Out of the frying pan... into the rigging

Jay Ashworth

Well-Known Member
Lodge Cast Iron has apparently thought up a new way to get some free publicity: they've cast a 7 ton frying pan, and they're going to display it in their Tennessee retail outlet.

Anyone know who's going to be rigging the store display, so it doesn't smush any customers? :)

 

aeh20s

Well-Known Member
paul-bunyan-0129.jpg
 

JonCarter

Well-Known Member
Lodge Cast Iron has apparently thought up a new way to get some free publicity: they've cast a 7 ton frying pan, and they're going to display it in their Tennessee retail outlet.

Anyone know who's going to be rigging the store display, so it doesn't smush any customers? :)

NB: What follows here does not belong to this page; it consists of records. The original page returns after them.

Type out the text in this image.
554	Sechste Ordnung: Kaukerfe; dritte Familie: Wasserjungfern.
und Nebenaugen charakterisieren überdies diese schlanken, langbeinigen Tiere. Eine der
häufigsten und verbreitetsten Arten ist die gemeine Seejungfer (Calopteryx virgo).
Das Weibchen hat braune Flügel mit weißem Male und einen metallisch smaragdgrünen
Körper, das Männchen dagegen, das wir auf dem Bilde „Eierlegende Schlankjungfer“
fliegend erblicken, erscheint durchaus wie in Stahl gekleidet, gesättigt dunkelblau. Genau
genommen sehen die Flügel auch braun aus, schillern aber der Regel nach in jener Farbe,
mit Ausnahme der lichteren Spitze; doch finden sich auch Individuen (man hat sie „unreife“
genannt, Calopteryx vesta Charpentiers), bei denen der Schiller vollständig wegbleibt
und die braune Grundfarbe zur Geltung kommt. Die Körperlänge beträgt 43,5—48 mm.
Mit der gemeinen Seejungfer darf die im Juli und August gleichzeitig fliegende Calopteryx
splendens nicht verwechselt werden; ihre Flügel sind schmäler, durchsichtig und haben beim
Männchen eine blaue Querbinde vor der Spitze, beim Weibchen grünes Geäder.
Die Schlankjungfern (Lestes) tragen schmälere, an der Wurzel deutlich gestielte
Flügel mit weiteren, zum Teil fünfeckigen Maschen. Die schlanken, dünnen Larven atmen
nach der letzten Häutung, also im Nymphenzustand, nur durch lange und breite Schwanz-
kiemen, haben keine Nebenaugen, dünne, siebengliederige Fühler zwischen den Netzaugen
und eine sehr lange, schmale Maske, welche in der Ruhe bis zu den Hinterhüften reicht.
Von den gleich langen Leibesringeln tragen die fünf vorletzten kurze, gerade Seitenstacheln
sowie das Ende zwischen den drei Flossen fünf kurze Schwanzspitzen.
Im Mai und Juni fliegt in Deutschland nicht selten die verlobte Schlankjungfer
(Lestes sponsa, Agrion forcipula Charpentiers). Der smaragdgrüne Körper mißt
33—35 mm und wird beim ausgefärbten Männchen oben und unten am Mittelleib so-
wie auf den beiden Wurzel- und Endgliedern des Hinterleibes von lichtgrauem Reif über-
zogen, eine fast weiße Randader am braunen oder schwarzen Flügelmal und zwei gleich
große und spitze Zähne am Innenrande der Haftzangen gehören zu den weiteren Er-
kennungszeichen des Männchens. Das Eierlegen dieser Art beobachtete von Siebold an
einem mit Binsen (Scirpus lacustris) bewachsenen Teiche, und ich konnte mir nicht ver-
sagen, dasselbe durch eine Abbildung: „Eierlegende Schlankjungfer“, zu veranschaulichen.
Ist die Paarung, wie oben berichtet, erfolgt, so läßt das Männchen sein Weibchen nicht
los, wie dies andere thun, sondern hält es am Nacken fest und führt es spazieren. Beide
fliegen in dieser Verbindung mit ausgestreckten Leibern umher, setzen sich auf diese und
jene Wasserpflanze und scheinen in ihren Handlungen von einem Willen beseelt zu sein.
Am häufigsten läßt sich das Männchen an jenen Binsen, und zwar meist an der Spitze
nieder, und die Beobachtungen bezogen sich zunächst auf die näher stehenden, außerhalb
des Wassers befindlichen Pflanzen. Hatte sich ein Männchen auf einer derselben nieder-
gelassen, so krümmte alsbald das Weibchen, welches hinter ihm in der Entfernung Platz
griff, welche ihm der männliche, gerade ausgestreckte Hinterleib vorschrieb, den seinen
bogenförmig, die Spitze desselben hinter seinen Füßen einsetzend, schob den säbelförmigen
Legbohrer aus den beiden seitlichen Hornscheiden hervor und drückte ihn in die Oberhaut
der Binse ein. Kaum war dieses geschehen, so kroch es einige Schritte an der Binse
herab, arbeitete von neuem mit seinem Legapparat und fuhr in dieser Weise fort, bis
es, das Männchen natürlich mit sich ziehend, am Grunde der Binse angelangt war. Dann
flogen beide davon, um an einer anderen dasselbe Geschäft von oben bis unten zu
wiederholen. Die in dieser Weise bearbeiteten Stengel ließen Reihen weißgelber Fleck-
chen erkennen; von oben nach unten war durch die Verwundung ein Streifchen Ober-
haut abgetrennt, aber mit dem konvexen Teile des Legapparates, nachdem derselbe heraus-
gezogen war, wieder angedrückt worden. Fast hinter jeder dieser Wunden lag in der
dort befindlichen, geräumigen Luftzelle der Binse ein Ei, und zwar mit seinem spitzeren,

I've shot a lot of pictures in foundries and plants making mold-making machinery. (You guys don't know what dirty lighting and camera equipment is 'til you've spent a couple weeks shooting in a foundry!) That's one tough casting to cool without cracking!
 

RonHebbard

Well-Known Member
Premium Member
I've shot a lot of pictures in foundries and plants making mold-making machinery. (You guys don't know what dirty lighting and camera equipment is 'til you've spent a couple weeks shooting in a foundry!) That's one tough casting to cool without cracking!
@JonCarter Don't they just quench it in oil like all the contestants on Forged In Fire?
Ron Hebbard
 

JonCarter

Well-Known Member
@JonCarter Don't they just quench it in oil like all the contestants on Forged In Fire?
Ron Hebbard
Ron, Depends on the size of the casting and the end use of the casting. E.g., little pipe fittings are cast in large molds, often 4'-5' square, hundred or 2 in a mold, and are the molds are dumped in minutes after casting and the castings shaken out. Big things (like this skillet) probably use a heated mold (so part of the pour doesn't solidify before the whole thing is poured) and a controlled cooling, as if one part of he casting cools (and contracts) differently than another stresses are set up in the casting and it's likely to break in use. Very slow, controlled cooling for something that big--I'd guess half-day or so min. Mold design and casting for big castings is an art. And it all may depend on the alloy being cast, too.
 

Lasermike

Active Member
Back in the day, for the smaller ingots say about 20” by 6’, we used exothermic hot topping compound. Not really sure what’s in it but the point was to keep the top from cooling too fast and turning the ingot into a pipe. For the next size up, we had the soaking pit. Basically a pit with a sliding lid and a bunch of gas fired burners. I don’t remember the btu input but would guess it ran just under 1000F. It was maybe 20’ square so this pan would have fit easily.

For the 94” by 95” ingot, we had a machine that melted two 18” diameter by 15’ electrodes made of the same material into the casting at the same rate as it shrank. This usually took 2 or 3 days and a 20,000A power supply. I don’t remember how many times the electrodes needed replacing as they were consumed.

All this was from ‘84 to ‘91, I was 23 and it was the coolest place to work if you liked big machines and fire! The tongs used to pick up the big ingot weighed 22 tons and one of the heat treat furnaces had 36 3 million btu burners.

Michael
 

MPowers

Well-Known Member
Quenching as in Forged in Fire, works on Steel, not Cast Iron. Cast iron will crack if rapidly quenched.